La ville fédère autour de son projet des partenaires, villes proches et 780 entreprises sponsors. Elle dispose d’un budget de 40 millions d’euros. Elle obtient de l’Europe l’autorisation d’être capitale européenne de la culture 2015. Peu à peu elle s’équipe d’infrastructures nouvelles à sa taille. Rien de pharaonique mais une vraie métamorphose de qualité. Elle se dote d’un Centre des Congrès, le seul de Wallonie, dont l’architecte est Daniel Libeskind, à qui a été également commandé à New-York le nouveau World Trade Center. Elle transforme et agrandit sa gare qui devient un lien entre le centre historique bien conservé et le nouveau quartier d’affaires. L’architecte en est Santiago Calatrava qui a réalisé le pont de l’Europe à Orléans.
La culture pour tous
Encore restait-il à faire participer la population à cette entreprise et la rendre fière de l’aventure, , de son passé et de son patrimoine, de ses coutumes et de ses traditions. 300 événements culturels sont répartis sur toute l’année, souvent correspondant aux grands rendez-vous qui rythment traditionnellement le calendrier local. « Sur une année, il faut du souffle. Il faut en permanence deux à trois grandes expositions à Mons et dans les environs Il faut répartir les sujets d’intérêt de mois en mois. Il faut occuper la ville. Ce fut la leçon de Lille 2004, ce qui n’avait pas été refait depuis, surtout pas à Marseille. Notre ville est donc acteur de programme », dit Yves Vasseur, le maître d’œuvre avec son équipe
Van Gogh super star
Impossible de tout citer tant le spectre est large et varié. On ne peut cependant passer sous silence la rétrospective Van Gogh. Elle est la vedette du musée des Beaux-Arts (BAM). Il abrite une exposition inédite consacrée au séjour de l’immense artiste dans le Borinage, la campagne minière autour de Mons, de 1878 à 1880, période où il s’affirme comme peintre et produit ses premières œuvres.
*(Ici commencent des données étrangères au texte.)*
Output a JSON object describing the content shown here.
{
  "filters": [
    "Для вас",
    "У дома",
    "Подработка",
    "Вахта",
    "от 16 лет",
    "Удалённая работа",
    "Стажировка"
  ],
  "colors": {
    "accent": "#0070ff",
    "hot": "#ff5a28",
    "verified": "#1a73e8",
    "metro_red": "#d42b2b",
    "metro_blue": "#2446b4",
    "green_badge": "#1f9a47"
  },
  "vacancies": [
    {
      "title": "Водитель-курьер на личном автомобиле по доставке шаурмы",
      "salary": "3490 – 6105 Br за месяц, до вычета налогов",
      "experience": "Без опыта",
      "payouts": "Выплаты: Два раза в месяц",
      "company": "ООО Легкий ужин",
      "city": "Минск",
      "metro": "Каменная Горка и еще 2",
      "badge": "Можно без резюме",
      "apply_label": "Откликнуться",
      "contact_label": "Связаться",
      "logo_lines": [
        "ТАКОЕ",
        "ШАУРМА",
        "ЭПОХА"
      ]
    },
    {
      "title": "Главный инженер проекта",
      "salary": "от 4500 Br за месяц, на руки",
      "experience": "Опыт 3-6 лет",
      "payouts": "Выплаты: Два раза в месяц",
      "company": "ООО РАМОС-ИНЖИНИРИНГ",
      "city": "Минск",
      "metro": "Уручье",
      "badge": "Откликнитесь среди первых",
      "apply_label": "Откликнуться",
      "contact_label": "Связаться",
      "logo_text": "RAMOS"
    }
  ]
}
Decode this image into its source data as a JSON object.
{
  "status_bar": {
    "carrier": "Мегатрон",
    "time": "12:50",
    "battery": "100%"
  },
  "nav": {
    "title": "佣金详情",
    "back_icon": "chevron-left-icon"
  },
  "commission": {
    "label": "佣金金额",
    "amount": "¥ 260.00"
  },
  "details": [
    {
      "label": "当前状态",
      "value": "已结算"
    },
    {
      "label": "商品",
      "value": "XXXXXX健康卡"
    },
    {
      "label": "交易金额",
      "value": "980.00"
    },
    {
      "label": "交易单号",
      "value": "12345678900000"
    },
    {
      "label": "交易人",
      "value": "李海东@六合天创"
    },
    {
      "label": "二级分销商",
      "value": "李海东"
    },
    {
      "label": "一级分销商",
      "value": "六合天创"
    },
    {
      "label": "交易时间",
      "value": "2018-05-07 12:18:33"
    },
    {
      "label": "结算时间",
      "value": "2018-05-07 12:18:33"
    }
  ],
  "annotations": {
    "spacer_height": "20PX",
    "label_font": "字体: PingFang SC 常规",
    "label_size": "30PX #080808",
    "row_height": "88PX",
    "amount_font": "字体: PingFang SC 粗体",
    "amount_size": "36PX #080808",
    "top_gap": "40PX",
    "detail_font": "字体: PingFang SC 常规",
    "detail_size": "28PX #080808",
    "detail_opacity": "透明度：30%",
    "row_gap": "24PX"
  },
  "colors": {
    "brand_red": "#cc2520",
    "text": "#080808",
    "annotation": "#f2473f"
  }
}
La fête inaugurale, le 24 janvier, entièrement gratuite s’est déroulée de 18 heures à 4heures du matin avec une vingtaine d’interventions artistiques et festives dans les rues et sur les place. Des lumières, des feux, des musiques et des danses. 100 000 personnes s’y sont retrouvées sans le moindre incident. 250 journalistes du monde entier (Chinois, Californiens, Canadiens, Japonais et toute l’Europe) s’y sont déplacés. La Belgique n’avait d’yeux que pour la cité wallone.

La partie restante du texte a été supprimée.